Di Taman Eden, hal yang pertama-tama Tuhan ciptakan adalah lembaga pernikahan. Ia membawa seorang wanita kepada seorang laki-laki dan memerintahkan mereka untuk menjadi satu. Kemudian ia menyuruh mereka untuk beranak-cucu-punya anak-banyak. Tuhan juga berkata mereka harus memelihara dan mengusahakan taman (Kejadian 2:15). Mereka harus menjaga apa yang telah Tuhan berikan kepada mereka, dimana Tuhan telah tempatkan mereka. Tidak dikatakan, Tuhan menyerahkan seperangkat anting-anting kepada Adam dan Hawa. Pernikahan, anak-anak, pemeliharaan dan pengusahaan-semuanya adalah keseimbangan hidup yang Tuhan persiapkan untuk manusia. Prioritas-prioritas Tuhan untuk hidup kita yaitu meraih kebahagiaan keluarga dan membangun karakter dalam diri setiap orang. Hukum yang terutama-mengasihi Tuhan dan mengasihi sesama-berada di urutan paling atas.

Karena manusia telah meninggalkan taman, manusia berusaha menyusun prioritas-prioritas hidupnya sendiri. Bukannya memberi perhatian pada keseimbangan hidup yang Tuhan tetapkan, kita mengajarkan dan memuja tipe orang yang mengorbankan keluarga, teman-teman, dan kesehatannya demi menggapai kemenangan tertentu. Berhentilah memuja orang-orang yang menjadi pahlawan di bidang olahraga, politik dan sosial. Pikirkanlah berapa banyak masalah dan kegagalan mengerikan terjadi dalam hidup pribadi mereka, yang sebenarnya menyakitkan hati bila kita mengetahui kenyataan hidup mereka sehari-hari. Namun, karena mereka adalah orang-orang yang berhasil mencapai kesuksesan tertentu, kita kerap memakai mereka sebagai contoh untuk diikuti bagi anak-anak kita.

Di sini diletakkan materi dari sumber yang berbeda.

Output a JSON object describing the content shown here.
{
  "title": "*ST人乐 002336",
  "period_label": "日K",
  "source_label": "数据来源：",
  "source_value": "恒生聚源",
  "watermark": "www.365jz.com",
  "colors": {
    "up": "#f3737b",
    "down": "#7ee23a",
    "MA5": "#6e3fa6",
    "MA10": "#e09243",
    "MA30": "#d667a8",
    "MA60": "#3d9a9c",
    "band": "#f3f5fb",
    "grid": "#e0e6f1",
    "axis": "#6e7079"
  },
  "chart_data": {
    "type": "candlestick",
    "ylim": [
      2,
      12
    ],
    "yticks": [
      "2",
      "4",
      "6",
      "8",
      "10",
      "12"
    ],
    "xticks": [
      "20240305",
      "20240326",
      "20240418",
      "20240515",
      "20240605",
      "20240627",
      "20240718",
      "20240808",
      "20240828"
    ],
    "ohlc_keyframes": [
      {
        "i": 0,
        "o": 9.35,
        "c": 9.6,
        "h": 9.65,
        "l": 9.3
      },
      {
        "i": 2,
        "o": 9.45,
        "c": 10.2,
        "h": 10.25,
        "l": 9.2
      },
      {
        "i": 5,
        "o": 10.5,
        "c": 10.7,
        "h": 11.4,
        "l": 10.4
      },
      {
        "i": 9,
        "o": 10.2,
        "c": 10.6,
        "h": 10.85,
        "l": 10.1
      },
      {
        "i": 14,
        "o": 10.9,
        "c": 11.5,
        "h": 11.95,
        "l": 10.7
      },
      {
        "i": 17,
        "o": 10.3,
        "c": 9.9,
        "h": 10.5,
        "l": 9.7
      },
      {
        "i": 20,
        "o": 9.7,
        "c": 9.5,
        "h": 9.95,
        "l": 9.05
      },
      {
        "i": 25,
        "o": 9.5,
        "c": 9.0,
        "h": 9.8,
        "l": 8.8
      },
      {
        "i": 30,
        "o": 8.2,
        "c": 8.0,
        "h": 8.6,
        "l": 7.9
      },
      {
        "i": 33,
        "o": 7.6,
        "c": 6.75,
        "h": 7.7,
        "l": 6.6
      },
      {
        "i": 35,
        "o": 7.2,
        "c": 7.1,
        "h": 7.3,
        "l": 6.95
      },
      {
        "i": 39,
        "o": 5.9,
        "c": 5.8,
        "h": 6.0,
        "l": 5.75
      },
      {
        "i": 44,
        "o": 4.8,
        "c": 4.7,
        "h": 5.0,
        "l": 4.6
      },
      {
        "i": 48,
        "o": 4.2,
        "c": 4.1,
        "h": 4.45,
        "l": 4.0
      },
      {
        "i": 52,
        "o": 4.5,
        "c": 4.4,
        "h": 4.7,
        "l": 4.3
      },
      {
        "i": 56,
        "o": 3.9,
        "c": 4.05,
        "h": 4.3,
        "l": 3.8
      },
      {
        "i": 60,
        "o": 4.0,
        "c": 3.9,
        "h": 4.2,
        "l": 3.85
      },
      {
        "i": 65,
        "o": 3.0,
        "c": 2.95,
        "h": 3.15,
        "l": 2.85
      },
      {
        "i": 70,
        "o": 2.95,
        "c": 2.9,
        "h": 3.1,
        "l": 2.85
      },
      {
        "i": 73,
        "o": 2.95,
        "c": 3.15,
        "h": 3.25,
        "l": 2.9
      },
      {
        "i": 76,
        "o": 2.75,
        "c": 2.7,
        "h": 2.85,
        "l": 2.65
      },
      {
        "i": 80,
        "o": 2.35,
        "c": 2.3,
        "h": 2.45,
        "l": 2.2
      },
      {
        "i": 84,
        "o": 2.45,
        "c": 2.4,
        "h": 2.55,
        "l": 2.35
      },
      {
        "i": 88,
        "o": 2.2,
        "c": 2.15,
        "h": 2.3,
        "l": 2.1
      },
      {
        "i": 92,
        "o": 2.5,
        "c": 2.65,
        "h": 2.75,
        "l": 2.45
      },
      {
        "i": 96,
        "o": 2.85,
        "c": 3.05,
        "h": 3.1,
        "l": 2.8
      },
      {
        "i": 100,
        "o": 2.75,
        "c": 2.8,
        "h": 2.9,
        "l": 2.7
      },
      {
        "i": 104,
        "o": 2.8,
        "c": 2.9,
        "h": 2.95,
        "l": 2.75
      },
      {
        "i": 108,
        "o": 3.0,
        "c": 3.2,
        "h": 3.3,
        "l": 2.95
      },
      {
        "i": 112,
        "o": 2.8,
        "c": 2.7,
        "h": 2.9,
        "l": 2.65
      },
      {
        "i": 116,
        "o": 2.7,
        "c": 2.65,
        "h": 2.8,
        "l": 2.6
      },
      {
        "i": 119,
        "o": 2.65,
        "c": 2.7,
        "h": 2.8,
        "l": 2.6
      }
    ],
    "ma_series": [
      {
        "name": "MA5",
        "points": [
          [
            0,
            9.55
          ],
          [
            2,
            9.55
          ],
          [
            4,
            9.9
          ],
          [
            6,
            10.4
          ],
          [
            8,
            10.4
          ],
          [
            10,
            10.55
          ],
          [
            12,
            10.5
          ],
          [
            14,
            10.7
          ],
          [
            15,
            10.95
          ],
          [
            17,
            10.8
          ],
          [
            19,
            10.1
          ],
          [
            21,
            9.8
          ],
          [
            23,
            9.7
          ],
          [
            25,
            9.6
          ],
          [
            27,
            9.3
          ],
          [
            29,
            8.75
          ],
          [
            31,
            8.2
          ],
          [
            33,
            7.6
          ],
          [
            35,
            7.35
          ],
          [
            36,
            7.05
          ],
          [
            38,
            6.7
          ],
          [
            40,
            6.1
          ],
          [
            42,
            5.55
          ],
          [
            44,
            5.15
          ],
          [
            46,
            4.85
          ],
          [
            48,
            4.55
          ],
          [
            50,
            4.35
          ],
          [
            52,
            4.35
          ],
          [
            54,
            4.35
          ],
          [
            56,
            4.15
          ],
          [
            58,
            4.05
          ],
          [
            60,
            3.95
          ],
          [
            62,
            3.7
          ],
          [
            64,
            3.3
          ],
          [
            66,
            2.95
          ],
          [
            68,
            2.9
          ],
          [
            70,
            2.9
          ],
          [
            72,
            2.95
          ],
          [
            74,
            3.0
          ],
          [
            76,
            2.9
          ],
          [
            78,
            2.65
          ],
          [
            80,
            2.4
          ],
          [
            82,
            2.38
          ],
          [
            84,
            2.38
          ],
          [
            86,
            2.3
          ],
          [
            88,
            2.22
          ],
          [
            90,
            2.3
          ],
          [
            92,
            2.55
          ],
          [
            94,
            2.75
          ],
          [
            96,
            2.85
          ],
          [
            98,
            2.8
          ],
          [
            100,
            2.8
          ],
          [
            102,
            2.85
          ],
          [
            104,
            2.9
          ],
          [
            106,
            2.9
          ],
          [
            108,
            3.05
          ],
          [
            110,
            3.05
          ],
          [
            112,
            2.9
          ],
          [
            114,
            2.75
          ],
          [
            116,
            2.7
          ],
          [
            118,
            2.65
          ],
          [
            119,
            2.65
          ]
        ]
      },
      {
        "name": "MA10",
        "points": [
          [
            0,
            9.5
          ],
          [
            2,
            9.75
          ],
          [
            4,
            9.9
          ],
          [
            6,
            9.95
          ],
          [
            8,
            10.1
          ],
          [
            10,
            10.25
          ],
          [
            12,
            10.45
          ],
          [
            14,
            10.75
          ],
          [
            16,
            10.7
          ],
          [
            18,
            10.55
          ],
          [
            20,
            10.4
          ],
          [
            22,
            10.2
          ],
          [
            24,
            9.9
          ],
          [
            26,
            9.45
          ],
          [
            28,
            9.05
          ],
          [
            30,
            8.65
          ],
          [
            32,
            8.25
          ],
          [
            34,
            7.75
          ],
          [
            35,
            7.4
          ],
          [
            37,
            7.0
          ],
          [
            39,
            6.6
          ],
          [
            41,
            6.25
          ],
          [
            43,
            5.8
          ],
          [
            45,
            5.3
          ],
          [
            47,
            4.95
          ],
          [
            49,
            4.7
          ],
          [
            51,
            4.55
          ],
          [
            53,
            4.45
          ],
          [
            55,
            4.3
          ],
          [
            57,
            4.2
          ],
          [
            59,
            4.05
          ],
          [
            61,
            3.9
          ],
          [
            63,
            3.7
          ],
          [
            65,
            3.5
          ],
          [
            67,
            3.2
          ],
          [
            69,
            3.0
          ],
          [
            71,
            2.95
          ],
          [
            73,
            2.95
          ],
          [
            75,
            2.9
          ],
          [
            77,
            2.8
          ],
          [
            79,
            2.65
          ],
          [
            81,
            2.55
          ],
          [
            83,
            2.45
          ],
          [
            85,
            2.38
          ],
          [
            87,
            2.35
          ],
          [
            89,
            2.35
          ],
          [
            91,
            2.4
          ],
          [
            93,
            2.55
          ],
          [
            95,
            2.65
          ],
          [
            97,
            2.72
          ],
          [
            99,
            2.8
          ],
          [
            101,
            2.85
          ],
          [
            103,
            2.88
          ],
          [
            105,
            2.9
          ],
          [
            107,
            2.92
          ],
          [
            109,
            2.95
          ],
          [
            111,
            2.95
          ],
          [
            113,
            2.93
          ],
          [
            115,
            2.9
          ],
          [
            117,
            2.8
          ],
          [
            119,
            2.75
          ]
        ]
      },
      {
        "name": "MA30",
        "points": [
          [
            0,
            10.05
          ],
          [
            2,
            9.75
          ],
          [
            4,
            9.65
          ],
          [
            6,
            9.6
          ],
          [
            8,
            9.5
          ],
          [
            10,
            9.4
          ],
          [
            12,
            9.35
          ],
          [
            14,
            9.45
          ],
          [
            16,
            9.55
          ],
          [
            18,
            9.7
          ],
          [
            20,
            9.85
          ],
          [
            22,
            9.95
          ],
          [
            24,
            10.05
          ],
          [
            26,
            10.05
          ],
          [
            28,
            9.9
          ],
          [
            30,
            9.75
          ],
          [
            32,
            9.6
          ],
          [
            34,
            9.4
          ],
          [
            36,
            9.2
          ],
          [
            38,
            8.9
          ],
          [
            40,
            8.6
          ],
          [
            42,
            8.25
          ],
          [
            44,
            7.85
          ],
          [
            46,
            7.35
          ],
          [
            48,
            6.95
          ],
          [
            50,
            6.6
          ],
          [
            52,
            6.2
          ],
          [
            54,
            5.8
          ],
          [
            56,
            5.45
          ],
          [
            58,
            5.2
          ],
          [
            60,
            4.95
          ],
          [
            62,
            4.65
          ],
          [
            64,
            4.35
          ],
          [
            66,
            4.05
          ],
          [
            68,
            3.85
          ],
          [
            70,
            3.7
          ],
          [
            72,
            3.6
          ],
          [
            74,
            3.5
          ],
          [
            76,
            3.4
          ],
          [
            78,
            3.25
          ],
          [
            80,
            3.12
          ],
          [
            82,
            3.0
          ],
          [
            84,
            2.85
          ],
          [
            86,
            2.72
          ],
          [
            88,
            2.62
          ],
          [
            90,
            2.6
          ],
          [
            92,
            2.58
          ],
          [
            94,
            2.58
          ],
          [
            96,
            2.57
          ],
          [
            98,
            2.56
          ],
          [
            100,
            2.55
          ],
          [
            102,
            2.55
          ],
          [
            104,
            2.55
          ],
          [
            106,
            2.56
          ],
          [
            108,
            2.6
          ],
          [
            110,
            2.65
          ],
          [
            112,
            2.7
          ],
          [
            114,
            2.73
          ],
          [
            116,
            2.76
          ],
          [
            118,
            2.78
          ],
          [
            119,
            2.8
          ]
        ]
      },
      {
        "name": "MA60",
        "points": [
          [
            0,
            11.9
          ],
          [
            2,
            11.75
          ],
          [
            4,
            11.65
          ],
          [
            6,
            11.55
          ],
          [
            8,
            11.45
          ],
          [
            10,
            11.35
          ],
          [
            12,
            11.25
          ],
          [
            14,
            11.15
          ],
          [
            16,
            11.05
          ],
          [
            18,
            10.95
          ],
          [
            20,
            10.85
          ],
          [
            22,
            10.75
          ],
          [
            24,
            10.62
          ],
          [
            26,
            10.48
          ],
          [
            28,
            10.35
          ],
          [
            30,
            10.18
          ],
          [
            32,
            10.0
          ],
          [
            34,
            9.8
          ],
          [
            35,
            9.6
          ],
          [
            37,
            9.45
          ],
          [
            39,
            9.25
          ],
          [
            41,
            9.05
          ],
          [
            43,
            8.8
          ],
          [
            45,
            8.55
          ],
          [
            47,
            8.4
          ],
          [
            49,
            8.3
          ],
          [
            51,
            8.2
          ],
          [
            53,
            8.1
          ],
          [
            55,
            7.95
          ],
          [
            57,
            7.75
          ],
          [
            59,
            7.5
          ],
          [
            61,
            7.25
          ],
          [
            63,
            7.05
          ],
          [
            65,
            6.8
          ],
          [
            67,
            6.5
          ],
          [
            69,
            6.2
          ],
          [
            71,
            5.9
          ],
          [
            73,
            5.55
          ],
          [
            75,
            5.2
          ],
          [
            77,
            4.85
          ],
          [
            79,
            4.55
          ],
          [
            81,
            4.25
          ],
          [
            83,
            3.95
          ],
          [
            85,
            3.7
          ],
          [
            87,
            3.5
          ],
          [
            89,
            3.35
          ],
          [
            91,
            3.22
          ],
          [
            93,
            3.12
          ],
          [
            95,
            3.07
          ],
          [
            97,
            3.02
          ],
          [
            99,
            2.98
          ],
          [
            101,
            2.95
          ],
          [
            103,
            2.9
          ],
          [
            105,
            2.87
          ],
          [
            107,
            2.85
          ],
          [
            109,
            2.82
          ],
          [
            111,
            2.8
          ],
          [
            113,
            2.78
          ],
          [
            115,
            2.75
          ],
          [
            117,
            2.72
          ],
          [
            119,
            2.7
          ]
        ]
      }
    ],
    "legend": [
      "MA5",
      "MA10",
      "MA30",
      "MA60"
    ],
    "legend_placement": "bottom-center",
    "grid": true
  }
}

Lain kali jika Anda berbicara kepada anak-anak Anda tentang masa depan mereka, cobalah memberi mereka gambaran yang lebih nyata. Katakan, adalah baik bekerja dengan giat dan sukses, dan adalah baik meraih pendidikan yang lebih tinggi saat mereka harus memilih pekerjaan, dan adalah baik menikmati aktivitas fisik yang menantang; tetapi katakanlah juga kepada mereka bahwa ada hal yang jauh lebih mulia dan berarti dalam hidup ini daripada sekedar memenangkan medali emas, yaitu meraih keseimbangan hidup yang Tuhan telah rancangkan untuk kita.